Spoilage, Sharpe was thinking while his men boiled a cauldron of river water on a bullock-dung fire. That was the key to the next few days, spoilage. Say seven thousand cartridges lost to damp? No one in Seringapatam would argue with that, and Sharpe reckoned he could sell the seven thousand cartridges on to Vakil Hussein, so long, of course, as there were eighty thousand cartridges to begin with. Still, Major Crosby had not quibbled with the figure, but just as Sharpe was thinking that, so Major Crosby appeared from his tent with a cocked hat on his head and a sword at his side.

"On your feet!" Sharpe snapped at his lads as the Major headed towards them.

"Thought you were finding ox carts?" Crosby snarled at Sharpe.

"Dinner first, sir."

"Your food, I hope, and not ours?
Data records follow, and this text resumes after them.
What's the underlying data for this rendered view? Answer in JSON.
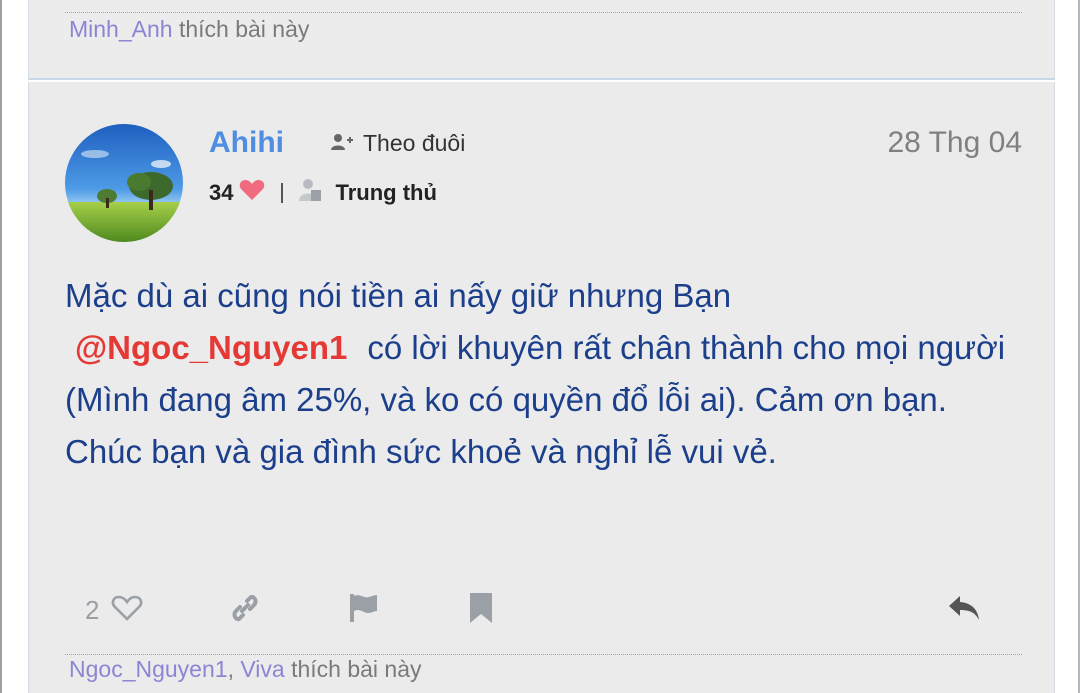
{
  "previous_post": {
    "liked_by": [
      "Minh_Anh"
    ],
    "liked_suffix": "thích bài này"
  },
  "post": {
    "author": "Ahihi",
    "follow_label": "Theo đuôi",
    "date": "28 Thg 04",
    "reputation": "34",
    "rank": "Trung thủ",
    "content": {
      "text_1": "Mặc dù ai cũng nói tiền ai nấy giữ nhưng Bạn",
      "mention": "@Ngoc_Nguyen1",
      "text_2": "có lời khuyên rất chân thành cho mọi người (Mình đang âm 25%, và ko có quyền đổ lỗi ai). Cảm ơn bạn. Chúc bạn và gia đình sức khoẻ và nghỉ lễ vui vẻ."
    },
    "like_count": "2",
    "liked_by": [
      "Ngoc_Nguyen1",
      "Viva"
    ],
    "liked_separator": ",",
    "liked_suffix": "thích bài này"
  },
  "colors": {
    "username": "#4f8de0",
    "content_text": "#1c3f8c",
    "mention": "#e53935",
    "liker_name": "#8a86d4",
    "heart": "#f06a80",
    "icon_gray": "#9aa0a6"
  },
  "icons": {
    "follow": "user-plus-icon",
    "reputation": "heart-icon",
    "rank": "user-rank-icon",
    "like": "heart-outline-icon",
    "link": "link-icon",
    "report": "flag-icon",
    "bookmark": "bookmark-icon",
    "reply": "reply-icon"
  }
}
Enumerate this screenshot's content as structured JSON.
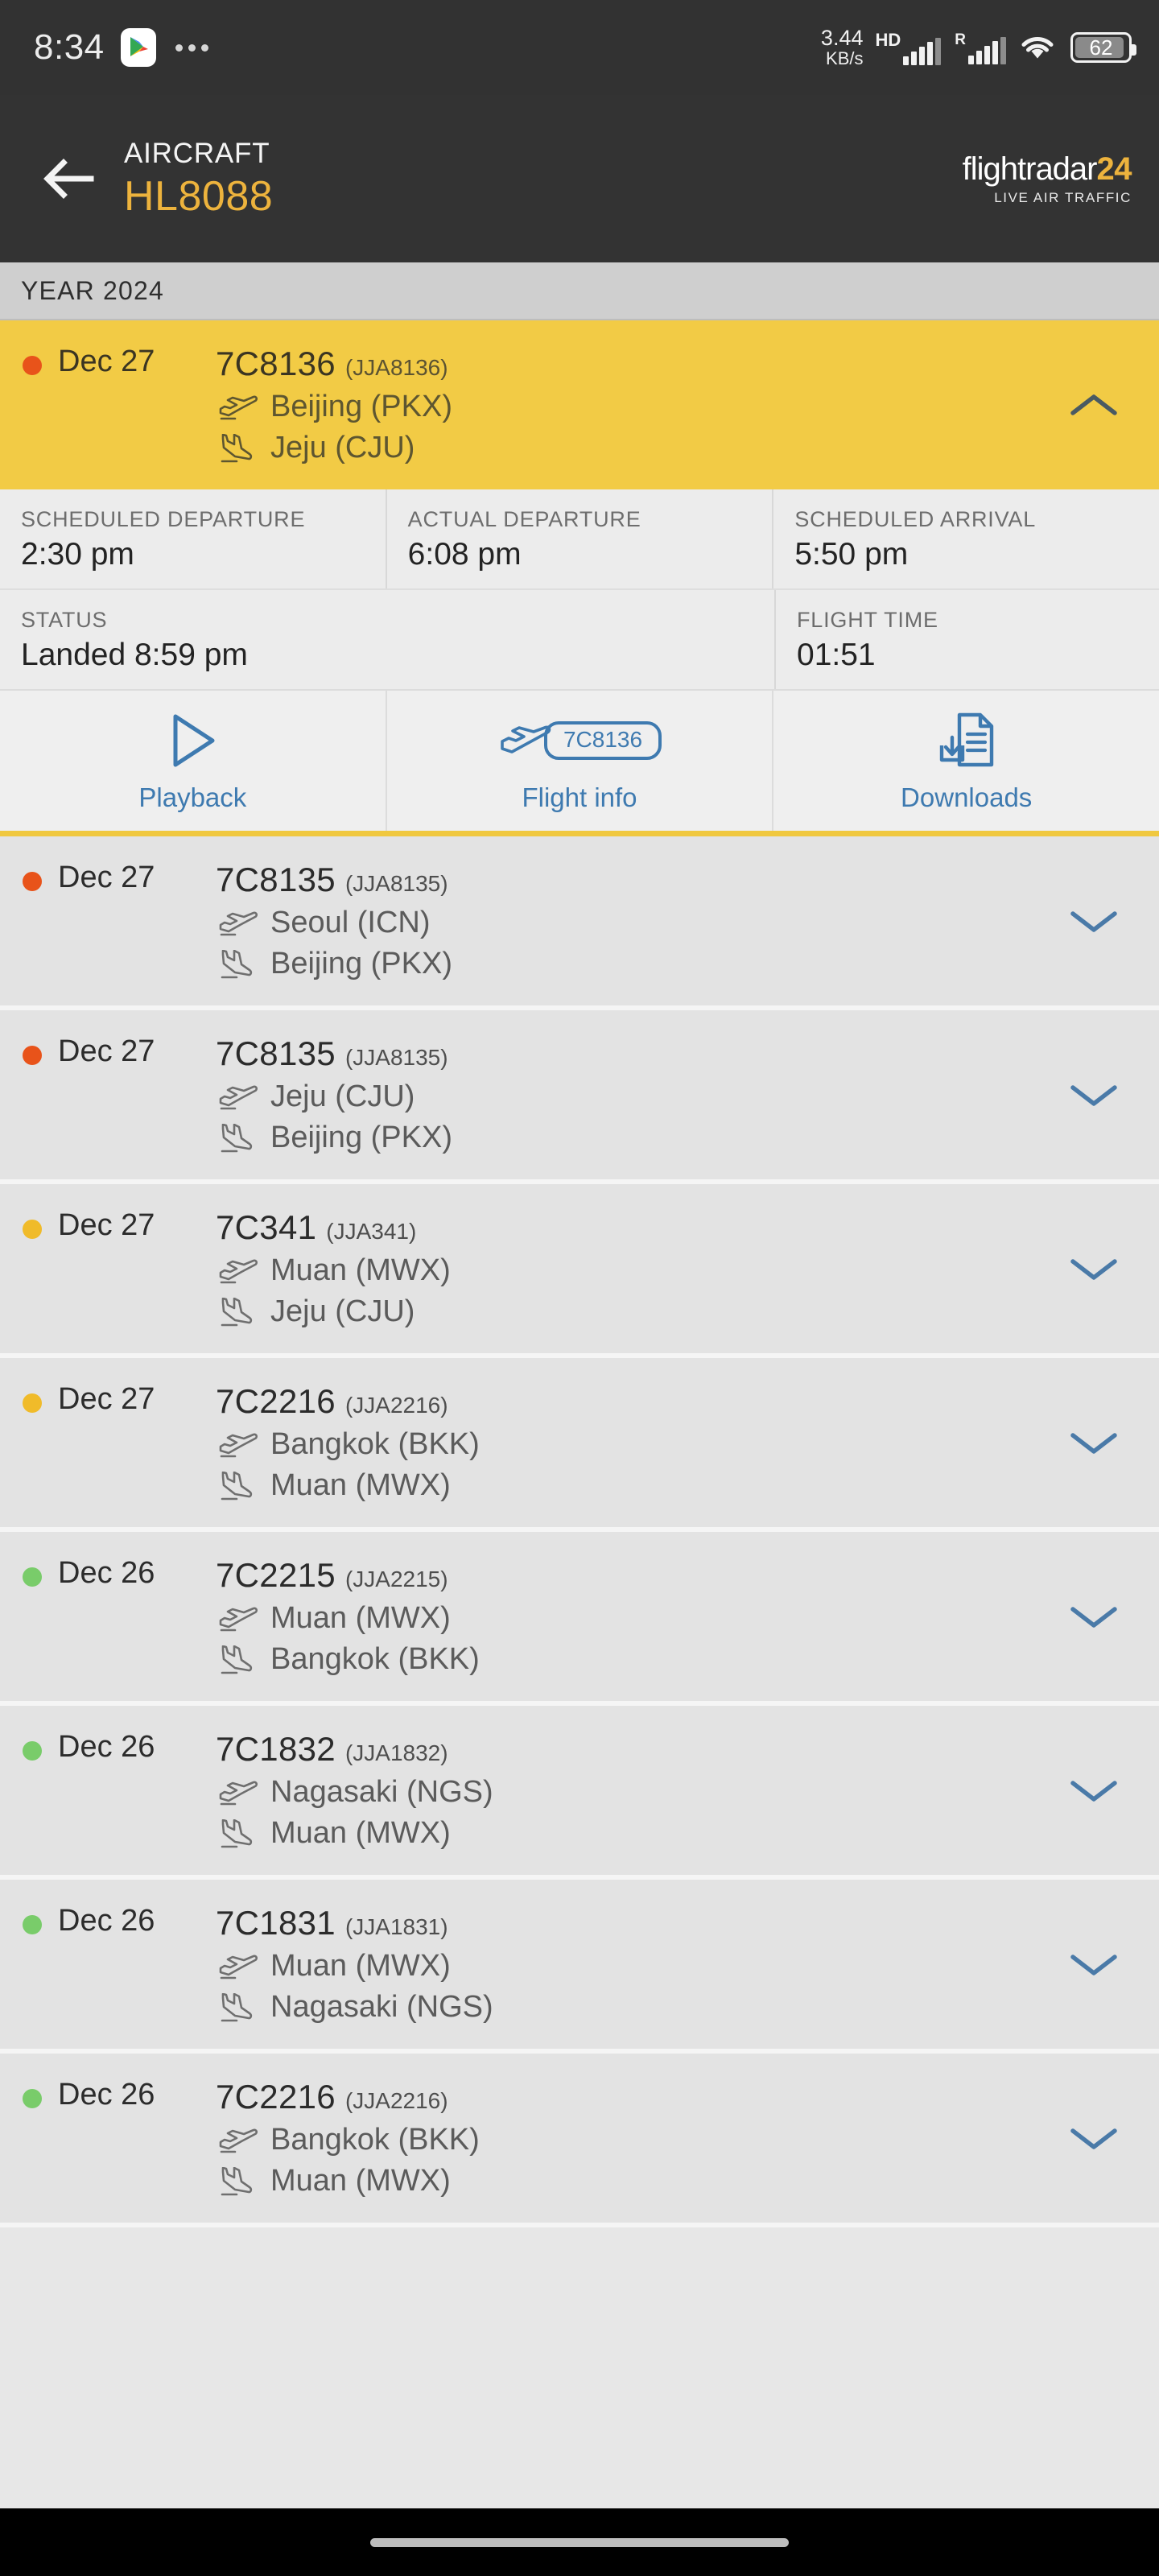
{
  "status_bar": {
    "time": "8:34",
    "play_store_icon": "play-store-icon",
    "overflow_icon": "more-dots-icon",
    "net_speed_value": "3.44",
    "net_speed_unit": "KB/s",
    "hd_label": "HD",
    "roaming_label": "R",
    "wifi_icon": "wifi-icon",
    "battery_level": "62"
  },
  "header": {
    "back_icon": "back-arrow-icon",
    "subtitle": "AIRCRAFT",
    "title": "HL8088",
    "brand_primary": "flightradar",
    "brand_accent": "24",
    "brand_tagline": "LIVE AIR TRAFFIC",
    "accent_color": "#edb33d"
  },
  "year_bar": {
    "label": "YEAR 2024"
  },
  "expanded_flight": {
    "dot_color": "#e8531a",
    "date": "Dec 27",
    "flight_number": "7C8136",
    "alt_number": "(JJA8136)",
    "origin": "Beijing (PKX)",
    "destination": "Jeju (CJU)",
    "collapse_icon": "chevron-up-icon",
    "details": [
      {
        "label": "SCHEDULED DEPARTURE",
        "value": "2:30 pm"
      },
      {
        "label": "ACTUAL DEPARTURE",
        "value": "6:08 pm"
      },
      {
        "label": "SCHEDULED ARRIVAL",
        "value": "5:50 pm"
      }
    ],
    "status_label": "STATUS",
    "status_value": "Landed 8:59 pm",
    "flight_time_label": "FLIGHT TIME",
    "flight_time_value": "01:51",
    "actions": [
      {
        "label": "Playback",
        "icon": "play-triangle-icon"
      },
      {
        "label": "Flight info",
        "icon": "airplane-tag-icon",
        "pill_text": "7C8136"
      },
      {
        "label": "Downloads",
        "icon": "document-download-icon"
      }
    ]
  },
  "flights": [
    {
      "dot_color": "#e8531a",
      "date": "Dec 27",
      "flight_number": "7C8135",
      "alt_number": "(JJA8135)",
      "origin": "Seoul (ICN)",
      "destination": "Beijing (PKX)",
      "expand_icon": "chevron-down-icon"
    },
    {
      "dot_color": "#e8531a",
      "date": "Dec 27",
      "flight_number": "7C8135",
      "alt_number": "(JJA8135)",
      "origin": "Jeju (CJU)",
      "destination": "Beijing (PKX)",
      "expand_icon": "chevron-down-icon"
    },
    {
      "dot_color": "#f0bb2a",
      "date": "Dec 27",
      "flight_number": "7C341",
      "alt_number": "(JJA341)",
      "origin": "Muan (MWX)",
      "destination": "Jeju (CJU)",
      "expand_icon": "chevron-down-icon"
    },
    {
      "dot_color": "#f0bb2a",
      "date": "Dec 27",
      "flight_number": "7C2216",
      "alt_number": "(JJA2216)",
      "origin": "Bangkok (BKK)",
      "destination": "Muan (MWX)",
      "expand_icon": "chevron-down-icon"
    },
    {
      "dot_color": "#79cc6a",
      "date": "Dec 26",
      "flight_number": "7C2215",
      "alt_number": "(JJA2215)",
      "origin": "Muan (MWX)",
      "destination": "Bangkok (BKK)",
      "expand_icon": "chevron-down-icon"
    },
    {
      "dot_color": "#79cc6a",
      "date": "Dec 26",
      "flight_number": "7C1832",
      "alt_number": "(JJA1832)",
      "origin": "Nagasaki (NGS)",
      "destination": "Muan (MWX)",
      "expand_icon": "chevron-down-icon"
    },
    {
      "dot_color": "#79cc6a",
      "date": "Dec 26",
      "flight_number": "7C1831",
      "alt_number": "(JJA1831)",
      "origin": "Muan (MWX)",
      "destination": "Nagasaki (NGS)",
      "expand_icon": "chevron-down-icon"
    },
    {
      "dot_color": "#79cc6a",
      "date": "Dec 26",
      "flight_number": "7C2216",
      "alt_number": "(JJA2216)",
      "origin": "Bangkok (BKK)",
      "destination": "Muan (MWX)",
      "expand_icon": "chevron-down-icon"
    }
  ],
  "nav_bar": {
    "home_indicator": "home-pill-indicator"
  }
}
We don't get rations to feed King's troops here, Sergeant." Major Crosby was in the service of the East India Company, and though he wore a red coat like the King's army, there was little love lost between the two forces.

"Our food, sir," Sharpe said, gesturing at the cauldron in which rice and kid meat, both stolen from Crosby's stores, boiled. "Carried it with us, sir."

A Jemadar shouted from the fort gate, demanding Crosby's attention, but the Major ignored the shout.

"I forgot to mention one thing, Sergeant."

"Sir?"

Crosby looked sheepish for a moment, then remembered he was talking to a mere sergeant.

"Some of the cartridges were spoiled. Damp got to them."

"I'm sorry to hear that, sir," Sharpe said straight-faced.

"So I had to destroy them," Crosby said. "Six or seven thousand as I remember."